Springfield, Illinois Metropolis Council approves the Parental Depart Ordinance

Springfield, Illinois City Council approves the Parental Leave Ordinance

The Council will hold a special session on March 30th on the Legacy Pointe Sports Complex

After a lengthy and lively discussion and some peace of mind from its sponsor, Springfield City Council passed a landmark Maternity / Paternity / Adoption Leave Ordinance for city workers on Tuesday 6-4.

It gives all union and non-union workers four weeks of paid vacation after the birth or adoption of a child.

Meanwhile, an ordinance authorizing the implementation of a development agreement between the city and Legacy Park Sports, LLC for a sports complex behind Scheels on MacArthur Boulevard near Interstate 72 has been removed from the debate by Ward 6 Ald. Kristin DiCenso.

Since the agreement with the developer had not yet been finalized, DiCenso requested a special city council meeting, which will now take place on March 30th.

Ward 8 Ald. Erin Conley, who proposed the maternity / paternity ordinance, said vacation time was “a benefit to the people of Springfield,” and city workers shouldn’t have to choose between sick leave and family time.

“We invest in our people,” said Conley.

Before the vote, Conley shared a personal story about how she faced major surgery years ago as a single mother with three children.

Conley said she did not have enough sick time that the state of Illinois gave her time for her.

“It took me a year to earn that time back,” said Conley. “I was a single parent and had no family in this town. I had to rely on my friends. I had to scrape my way to get my children to where they needed to be and what they needed.”

See also: Springfield Committee Green Light Legacy Park Plan, Paternity / Maternity Leave

Paid vacation, Conley said, was one way for the city to let employees know, “We value them, and we want them to do their best at work and lead a home life. Everyone deserves it.”

Ward 1 Ald. Chuck Redpath claimed that the ordinance “is not right for the City of Springfield” and that the unions representing the city workers should sit around the negotiating table with the city on the issue.

Ward 10 Ald. Ralph Hanauer agreed with Redpath on this question and reiterated his view from last week’s committee over the entire discussion that the vacation would be a drain on the city’s coffers.
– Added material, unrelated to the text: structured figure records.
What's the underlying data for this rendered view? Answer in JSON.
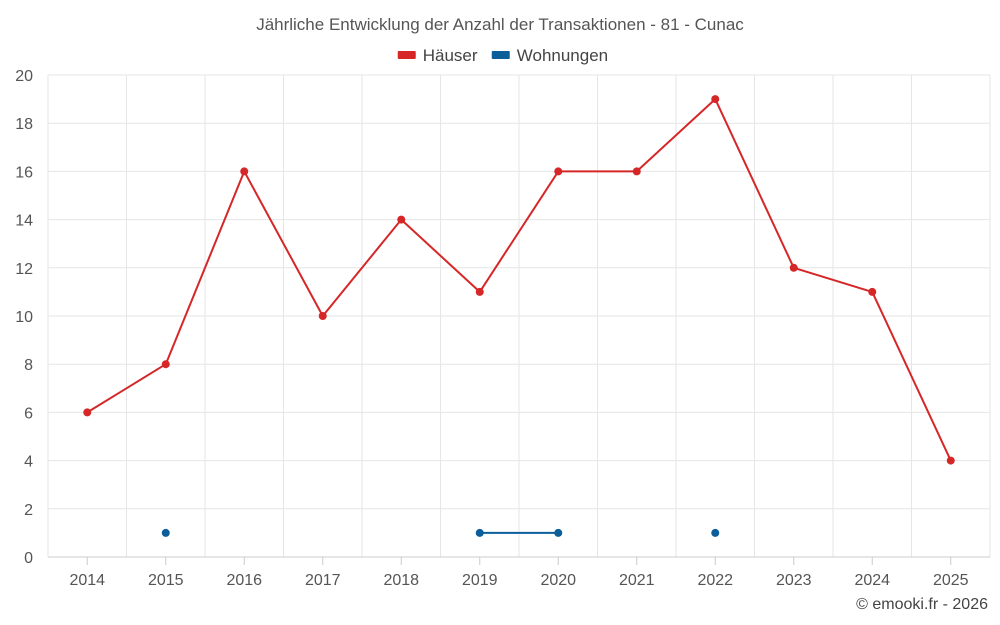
{
  "chart_data": {
    "type": "line",
    "title": "Jährliche Entwicklung der Anzahl der Transaktionen - 81 - Cunac",
    "categories": [
      "2014",
      "2015",
      "2016",
      "2017",
      "2018",
      "2019",
      "2020",
      "2021",
      "2022",
      "2023",
      "2024",
      "2025"
    ],
    "series": [
      {
        "name": "Häuser",
        "color": "#d62728",
        "values": [
          6,
          8,
          16,
          10,
          14,
          11,
          16,
          16,
          19,
          12,
          11,
          4
        ]
      },
      {
        "name": "Wohnungen",
        "color": "#0b5e9a",
        "values": [
          null,
          1,
          null,
          null,
          null,
          1,
          1,
          null,
          1,
          null,
          null,
          null
        ]
      }
    ],
    "ylim": [
      0,
      20
    ],
    "yticks": [
      0,
      2,
      4,
      6,
      8,
      10,
      12,
      14,
      16,
      18,
      20
    ],
    "grid": true,
    "legend": "top-center",
    "credit": "© emooki.fr - 2026"
  }
}
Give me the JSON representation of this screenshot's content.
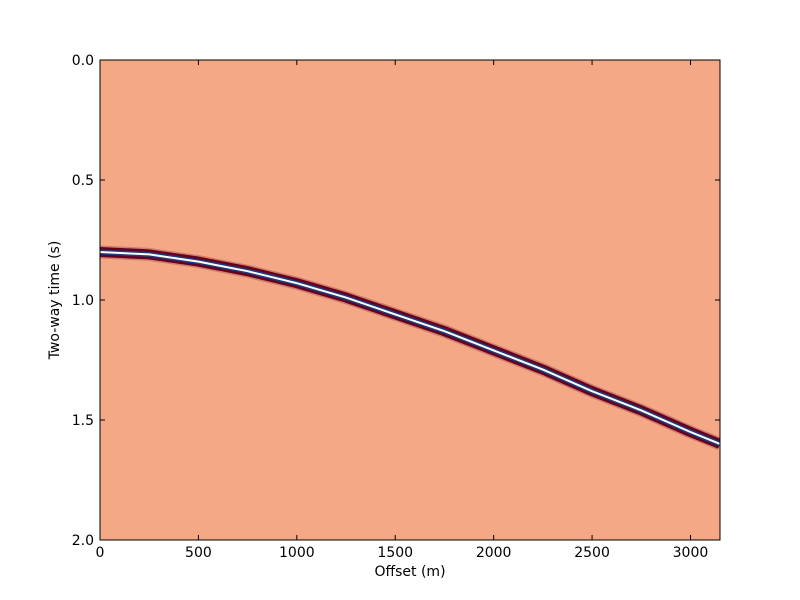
{
  "chart_data": {
    "type": "heatmap",
    "title": "",
    "xlabel": "Offset (m)",
    "ylabel": "Two-way time (s)",
    "xlim": [
      0,
      3150
    ],
    "ylim": [
      2.0,
      0.0
    ],
    "y_inverted": true,
    "grid": false,
    "legend": "none",
    "x_ticks": [
      "0",
      "500",
      "1000",
      "1500",
      "2000",
      "2500",
      "3000"
    ],
    "y_ticks": [
      "0.0",
      "0.5",
      "1.0",
      "1.5",
      "2.0"
    ],
    "colors": {
      "background": "#f4a886",
      "trough": "#67001f",
      "peak_center": "#ffffff",
      "peak_edge": "#1f3d7a"
    },
    "event": {
      "description": "hyperbolic reflection",
      "samples": [
        {
          "x": 0,
          "t": 0.8
        },
        {
          "x": 250,
          "t": 0.81
        },
        {
          "x": 500,
          "t": 0.84
        },
        {
          "x": 750,
          "t": 0.88
        },
        {
          "x": 1000,
          "t": 0.93
        },
        {
          "x": 1250,
          "t": 0.99
        },
        {
          "x": 1500,
          "t": 1.06
        },
        {
          "x": 1750,
          "t": 1.13
        },
        {
          "x": 2000,
          "t": 1.21
        },
        {
          "x": 2250,
          "t": 1.29
        },
        {
          "x": 2500,
          "t": 1.38
        },
        {
          "x": 2750,
          "t": 1.46
        },
        {
          "x": 3000,
          "t": 1.55
        },
        {
          "x": 3150,
          "t": 1.6
        }
      ]
    }
  }
}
“It’s a tough vote for everyone sitting here,” said Ward 1 Ald. Chuck Redpath on Maternity / Paternity Leave Regulations before Springfield City Council. It comes from a very personal story by Ward 8 Ald. Erin Conley. # SJRBreaking

– Steven Spearie (@StevenSpearie) March 17, 2021

Conley countered that vacation was not a union issue but “an employment issue that should apply to all of our employees.”

Newly seated district 3 Ald. Roy Williams Jr. said he was “shocked” that the city does not yet have some form of parental leave.
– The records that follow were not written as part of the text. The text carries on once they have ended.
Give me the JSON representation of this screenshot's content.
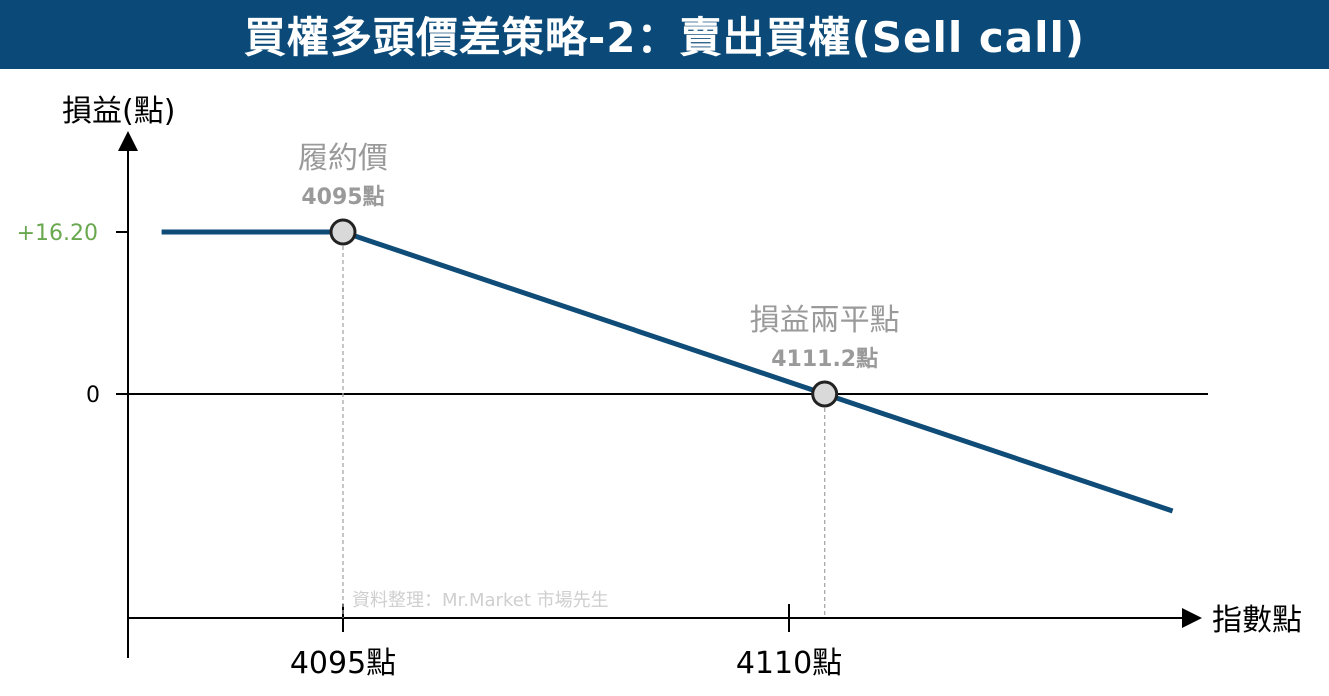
{
  "title": "買權多頭價差策略-2：賣出買權(Sell call)",
  "colors": {
    "title_bg": "#0b4a78",
    "payoff_line": "#0f4c78",
    "max_profit_label": "#6aa84f",
    "annotation_gray": "#9a9a9a",
    "point_fill": "#d9d9d9"
  },
  "chart_data": {
    "type": "line",
    "ylabel": "損益(點)",
    "xlabel": "指數點",
    "x_ticks": [
      {
        "value": 4095,
        "label": "4095點"
      },
      {
        "value": 4110,
        "label": "4110點"
      }
    ],
    "y_ticks": [
      {
        "value": 16.2,
        "label": "+16.20"
      },
      {
        "value": 0,
        "label": "0"
      }
    ],
    "series": [
      {
        "points": [
          {
            "x": 4088.9,
            "y": 16.2
          },
          {
            "x": 4095,
            "y": 16.2
          },
          {
            "x": 4111.2,
            "y": 0
          },
          {
            "x": 4122.9,
            "y": -11.7
          }
        ]
      }
    ],
    "annotations": [
      {
        "x": 4095,
        "y": 16.2,
        "title": "履約價",
        "value_label": "4095點"
      },
      {
        "x": 4111.2,
        "y": 0,
        "title": "損益兩平點",
        "value_label": "4111.2點"
      }
    ],
    "source_note": "資料整理：Mr.Market 市場先生"
  }
}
“I think we’re behind the ball,” said Williams.

Like Redpath, McMenamin encouraged Mayor Jim Langfelder to veto the ordinance. McMenamin said he would have liked to see the ordinance returned to the whole committee in hopes of working out a compromise.

Redpath, McMenamin, Hanauer, and Ward 4 Ald. John Fulgenzi voted against the regulation.

Afterward, Conley said that voting for regulation meant a lot to her, but that it was also about moving Springfield forward and making it worth living in.

“I think it has been said several times tonight, our people are the ones who make the city government work,” added Conley. “We sit around the horseshoe and can get things out of there, but we voted to support our employees, support families and do it in a meaningful way, and yes, I am proud that the City of Springfield has one Management takes over during parental leave.

“I think this is critical and I hope other churches will follow suit because it should be.”

A previously approved change to the city’s budget allocated $ 300,000 to overtime and other costs related to the proposed maternity and paternity leave for city workers.

“It really depends on how high the future costs will be,” Langfelder said afterwards. “I think everyone agrees: we’d love to do it. The question is, can we afford to do it?”

The council unanimously passed a regulation setting parameters for how half of the 3% of a cannabis excise tax destined for the east side should be spent.

Springfield imposed the additional excise tax on sales effective July 1st.

The ordinance stipulated that $ 350,000 annually would be allocated to new and rehabilitated businesses with at least 51% minority stake, while $ 100,000 would be allocated annually to condominium renovations.

The other half of the excise tax is due on police and fire department pensions.

An ordinance approving the renewal of a cable television franchise agreement with Comcast of Illinois / Indiana / Ohio, LLC has been filed. A Comcast representative is due to be present at the next city council meeting to answer questions.